Friday, July 21, 2017

Cloud earns big profit for Microsoft; Change management as a precise science; Oil declines as supplies surge

1 Cloud earns big profit for Microsoft (khaleej Times) Microsoft reported that its quarterly earnings was lifted on the back of its shift to focusing on computing services hosted in the Internet cloud. The US technology giant said it made a profit of $6.5 billion in the recently-ended quarter as revenue rose to $23.3 billion.

About $7.4 billion of the revenue in the quarter came from "intelligent cloud" offerings that are part of Microsoft shedding its legacy of packaged software and embracing a future in which computing power is hosted online as a service. "Innovation across our cloud platforms drove strong results this quarter," Microsoft chief executive Satya Nadella said in a statement.

Microsoft uses the term "intelligent cloud" to refer to services that let businesses take advantage of computing power online in its data centres, coupled with insights or analysis by artificial intelligence software.
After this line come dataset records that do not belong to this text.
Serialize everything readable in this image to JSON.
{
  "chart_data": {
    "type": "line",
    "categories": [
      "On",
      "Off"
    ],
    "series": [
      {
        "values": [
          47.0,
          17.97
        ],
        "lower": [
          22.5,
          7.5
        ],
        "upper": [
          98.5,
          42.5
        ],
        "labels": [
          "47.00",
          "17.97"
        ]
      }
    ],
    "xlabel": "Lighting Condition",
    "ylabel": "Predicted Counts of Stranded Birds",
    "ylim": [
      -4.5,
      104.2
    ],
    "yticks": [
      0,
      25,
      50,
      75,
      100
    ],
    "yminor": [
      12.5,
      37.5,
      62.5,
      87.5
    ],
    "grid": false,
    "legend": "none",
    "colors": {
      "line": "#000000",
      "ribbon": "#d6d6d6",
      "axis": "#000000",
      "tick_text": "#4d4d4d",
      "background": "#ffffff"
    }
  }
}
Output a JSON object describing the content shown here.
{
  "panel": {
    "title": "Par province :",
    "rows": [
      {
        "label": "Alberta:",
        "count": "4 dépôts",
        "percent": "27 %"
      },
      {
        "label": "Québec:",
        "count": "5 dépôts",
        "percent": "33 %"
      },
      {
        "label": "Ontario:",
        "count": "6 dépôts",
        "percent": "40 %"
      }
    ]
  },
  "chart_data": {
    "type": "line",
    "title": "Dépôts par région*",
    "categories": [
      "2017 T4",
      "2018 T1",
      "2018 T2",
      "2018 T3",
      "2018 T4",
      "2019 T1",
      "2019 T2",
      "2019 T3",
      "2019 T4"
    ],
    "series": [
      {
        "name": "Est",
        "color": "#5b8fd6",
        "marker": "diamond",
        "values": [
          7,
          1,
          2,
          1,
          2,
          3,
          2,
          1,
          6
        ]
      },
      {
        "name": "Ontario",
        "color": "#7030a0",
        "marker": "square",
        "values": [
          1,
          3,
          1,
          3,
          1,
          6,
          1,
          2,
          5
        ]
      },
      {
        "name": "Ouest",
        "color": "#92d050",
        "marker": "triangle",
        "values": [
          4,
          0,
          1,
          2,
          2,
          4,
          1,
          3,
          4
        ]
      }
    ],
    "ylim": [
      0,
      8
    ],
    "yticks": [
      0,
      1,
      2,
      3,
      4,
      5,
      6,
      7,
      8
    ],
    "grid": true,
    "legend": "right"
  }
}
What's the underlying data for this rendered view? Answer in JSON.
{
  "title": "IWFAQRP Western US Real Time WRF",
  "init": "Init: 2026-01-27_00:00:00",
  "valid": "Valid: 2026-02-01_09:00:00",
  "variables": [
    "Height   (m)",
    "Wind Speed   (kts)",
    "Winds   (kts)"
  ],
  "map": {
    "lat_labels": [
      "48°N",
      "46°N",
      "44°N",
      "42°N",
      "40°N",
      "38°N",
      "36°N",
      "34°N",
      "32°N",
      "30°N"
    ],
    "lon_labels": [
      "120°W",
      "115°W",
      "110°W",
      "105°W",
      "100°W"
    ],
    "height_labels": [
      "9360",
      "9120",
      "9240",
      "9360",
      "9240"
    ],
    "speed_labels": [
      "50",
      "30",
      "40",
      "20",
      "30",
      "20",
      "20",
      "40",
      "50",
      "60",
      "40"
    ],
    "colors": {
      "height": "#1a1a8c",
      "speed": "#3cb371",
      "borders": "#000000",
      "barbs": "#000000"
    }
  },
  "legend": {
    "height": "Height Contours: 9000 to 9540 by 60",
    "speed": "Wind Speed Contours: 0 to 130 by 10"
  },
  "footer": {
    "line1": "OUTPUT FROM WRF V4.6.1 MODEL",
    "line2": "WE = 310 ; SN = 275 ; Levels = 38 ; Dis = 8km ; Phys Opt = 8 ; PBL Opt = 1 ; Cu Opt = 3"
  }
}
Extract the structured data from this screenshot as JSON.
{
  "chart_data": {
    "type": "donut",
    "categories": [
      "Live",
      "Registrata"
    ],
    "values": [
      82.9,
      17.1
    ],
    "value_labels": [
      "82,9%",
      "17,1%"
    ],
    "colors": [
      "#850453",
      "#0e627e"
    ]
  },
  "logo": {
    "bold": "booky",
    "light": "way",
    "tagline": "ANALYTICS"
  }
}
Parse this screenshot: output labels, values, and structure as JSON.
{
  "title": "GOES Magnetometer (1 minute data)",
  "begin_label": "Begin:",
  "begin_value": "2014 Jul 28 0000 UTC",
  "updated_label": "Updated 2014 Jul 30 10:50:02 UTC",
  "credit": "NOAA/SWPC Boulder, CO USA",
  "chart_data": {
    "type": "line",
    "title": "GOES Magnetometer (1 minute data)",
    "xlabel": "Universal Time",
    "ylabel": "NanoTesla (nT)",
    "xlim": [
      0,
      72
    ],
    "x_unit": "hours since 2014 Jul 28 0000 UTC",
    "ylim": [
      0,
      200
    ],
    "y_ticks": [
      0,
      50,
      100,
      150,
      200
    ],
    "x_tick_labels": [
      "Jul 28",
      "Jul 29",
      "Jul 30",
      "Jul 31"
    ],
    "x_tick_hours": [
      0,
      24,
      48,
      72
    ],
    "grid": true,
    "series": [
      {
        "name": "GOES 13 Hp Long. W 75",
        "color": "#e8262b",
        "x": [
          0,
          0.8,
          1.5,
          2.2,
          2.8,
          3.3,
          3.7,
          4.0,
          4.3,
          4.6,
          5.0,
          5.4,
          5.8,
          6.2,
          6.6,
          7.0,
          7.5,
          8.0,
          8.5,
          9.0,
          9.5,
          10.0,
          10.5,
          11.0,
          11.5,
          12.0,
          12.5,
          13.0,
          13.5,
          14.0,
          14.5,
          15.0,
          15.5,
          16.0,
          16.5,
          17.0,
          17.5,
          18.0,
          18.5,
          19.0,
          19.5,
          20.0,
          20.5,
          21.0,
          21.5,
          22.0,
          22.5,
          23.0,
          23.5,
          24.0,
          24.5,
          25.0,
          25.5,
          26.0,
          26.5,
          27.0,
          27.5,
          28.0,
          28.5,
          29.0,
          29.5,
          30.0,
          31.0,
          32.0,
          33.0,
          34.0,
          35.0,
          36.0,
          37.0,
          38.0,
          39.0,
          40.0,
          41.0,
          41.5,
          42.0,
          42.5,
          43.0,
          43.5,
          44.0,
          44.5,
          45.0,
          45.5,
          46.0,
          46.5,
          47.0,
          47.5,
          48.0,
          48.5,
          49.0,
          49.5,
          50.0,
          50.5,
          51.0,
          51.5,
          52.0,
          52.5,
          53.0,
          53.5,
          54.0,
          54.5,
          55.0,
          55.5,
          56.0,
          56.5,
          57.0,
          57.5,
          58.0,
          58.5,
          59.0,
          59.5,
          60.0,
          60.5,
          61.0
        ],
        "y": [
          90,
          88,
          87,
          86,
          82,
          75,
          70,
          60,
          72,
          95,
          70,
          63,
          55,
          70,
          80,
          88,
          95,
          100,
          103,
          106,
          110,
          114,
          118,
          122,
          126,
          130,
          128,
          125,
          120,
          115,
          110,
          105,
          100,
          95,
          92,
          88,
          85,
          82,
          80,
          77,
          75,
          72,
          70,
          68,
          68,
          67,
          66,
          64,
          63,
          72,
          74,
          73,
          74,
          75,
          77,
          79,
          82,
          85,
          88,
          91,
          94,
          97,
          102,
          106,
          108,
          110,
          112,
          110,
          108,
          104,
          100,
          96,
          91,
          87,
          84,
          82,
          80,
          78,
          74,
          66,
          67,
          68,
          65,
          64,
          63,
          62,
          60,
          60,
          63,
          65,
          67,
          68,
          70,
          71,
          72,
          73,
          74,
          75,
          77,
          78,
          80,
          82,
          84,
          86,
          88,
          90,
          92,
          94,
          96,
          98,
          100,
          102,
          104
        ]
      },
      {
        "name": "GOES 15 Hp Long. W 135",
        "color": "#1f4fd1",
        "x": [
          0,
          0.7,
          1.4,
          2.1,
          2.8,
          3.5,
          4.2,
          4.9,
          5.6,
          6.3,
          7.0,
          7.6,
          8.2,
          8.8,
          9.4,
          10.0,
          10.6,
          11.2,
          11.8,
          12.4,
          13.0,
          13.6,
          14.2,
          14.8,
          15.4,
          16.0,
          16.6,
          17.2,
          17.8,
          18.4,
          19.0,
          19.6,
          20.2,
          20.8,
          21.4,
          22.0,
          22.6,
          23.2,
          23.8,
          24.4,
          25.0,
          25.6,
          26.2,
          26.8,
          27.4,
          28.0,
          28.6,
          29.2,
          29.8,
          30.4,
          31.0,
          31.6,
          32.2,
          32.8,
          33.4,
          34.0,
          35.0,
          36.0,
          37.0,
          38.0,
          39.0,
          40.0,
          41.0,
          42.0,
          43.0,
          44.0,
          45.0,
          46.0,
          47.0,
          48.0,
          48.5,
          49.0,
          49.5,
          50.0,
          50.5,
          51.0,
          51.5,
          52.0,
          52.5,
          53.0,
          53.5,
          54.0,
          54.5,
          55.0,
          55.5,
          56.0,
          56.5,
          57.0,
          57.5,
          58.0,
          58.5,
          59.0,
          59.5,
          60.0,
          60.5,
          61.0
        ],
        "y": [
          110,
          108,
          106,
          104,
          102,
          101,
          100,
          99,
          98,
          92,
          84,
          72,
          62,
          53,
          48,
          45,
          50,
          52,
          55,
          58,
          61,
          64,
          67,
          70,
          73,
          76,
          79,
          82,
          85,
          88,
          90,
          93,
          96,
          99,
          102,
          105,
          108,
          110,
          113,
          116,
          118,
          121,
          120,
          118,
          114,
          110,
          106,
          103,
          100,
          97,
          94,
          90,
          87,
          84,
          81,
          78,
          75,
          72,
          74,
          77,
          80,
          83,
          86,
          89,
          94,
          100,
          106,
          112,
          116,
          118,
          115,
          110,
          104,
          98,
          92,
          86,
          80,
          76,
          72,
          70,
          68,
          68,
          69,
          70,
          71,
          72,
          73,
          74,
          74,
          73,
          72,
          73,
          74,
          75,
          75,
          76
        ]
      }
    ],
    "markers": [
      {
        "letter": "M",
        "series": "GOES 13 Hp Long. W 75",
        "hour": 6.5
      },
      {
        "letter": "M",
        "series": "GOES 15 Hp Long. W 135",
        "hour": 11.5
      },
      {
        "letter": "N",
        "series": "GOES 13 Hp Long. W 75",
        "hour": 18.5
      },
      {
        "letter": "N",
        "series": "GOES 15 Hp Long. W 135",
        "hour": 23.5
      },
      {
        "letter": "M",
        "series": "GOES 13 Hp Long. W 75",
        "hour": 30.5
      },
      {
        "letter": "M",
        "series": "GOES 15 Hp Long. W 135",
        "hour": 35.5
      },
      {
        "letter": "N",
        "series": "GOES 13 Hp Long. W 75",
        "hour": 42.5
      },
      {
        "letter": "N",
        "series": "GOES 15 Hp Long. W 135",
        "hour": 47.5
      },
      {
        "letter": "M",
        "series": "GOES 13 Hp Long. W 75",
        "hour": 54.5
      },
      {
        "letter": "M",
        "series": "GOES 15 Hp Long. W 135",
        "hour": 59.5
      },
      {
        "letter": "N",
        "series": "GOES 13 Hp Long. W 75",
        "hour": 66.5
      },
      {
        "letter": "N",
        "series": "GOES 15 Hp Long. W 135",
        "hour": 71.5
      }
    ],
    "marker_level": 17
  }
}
The pioneering software firm had more than 121,000 employees worldwide at the end of March, according to its website. It is seeking to be a first port-of-call for businesses relying on cloud computing, as the industry moves away from packaged software. Microsoft's cloud computing platform will be used outside China for collaboration by members of a self-driving car alliance formed by Chinese Internet search giant Baidu, the companies announced this week.

2 Change management as a precise science (Aisha Sarwari in Dawn) Change management in an ever changing world is perhaps the most important thing a corporation can invest in today. Fast-paced changes in organisational structure and mission, objectives and goals need rapid response from senior management and this is where the doctrine of change management graduates from an art into a precise science.

You can never over-communicate when you ask your organisation to change. Employees are fearful and apprehensive of change. Few executives realise that change communication is less about driving change within an organisation than it is about the models of communication used to convey messages to the target stakeholders. The bottom line is that the old methods no longer work.

What should this communication aim to achieve? First it must counter resistance from the employees and align them to the overall strategic direction of the organisation. This can be achieved by providing counselling to overcome change-related fears or apprehensions.

Secondly, it should inform the stakeholders about the reasons why the change is being effected, the benefits of successful implementation of such change as well as the details of the change (the modalities and logistics of change). The communication must also devise an implementable plan for re-training and re-educating key members of the organisation.

3 Oil declines as supplies surge (Gulf News) Oil declined after tanker-tracker Petro-Logistics SA said Opec’s supply in July will be the highest this year. Futures fell as much as 0.5 per cent in New York, erasing a weekly gain. Supply from Opec members is set to exceed 33 million barrels a day this month, more than 600,000 barrels a day higher than the first-half average, according to Petro-Logistics.

The data could reinforce scepticism about the effectiveness of the Organisation of Petroleum Exporting Countries’ production cuts as officials from the group gather for meetings in St. Petersburg, Russia.

Oil remains in a bear market on concern that growing output in the US, Libya and Nigeria is offsetting other producers’ curbs, meaning stockpiles aren’t shrinking fast enough. The report from Petro-Logistics found that Saudi Arabia, the UAE and Nigeria are behind the extra barrels. The latter is exempt from making cuts as it tries to recover from disruption due to theft, sabotage and attacks by rebels.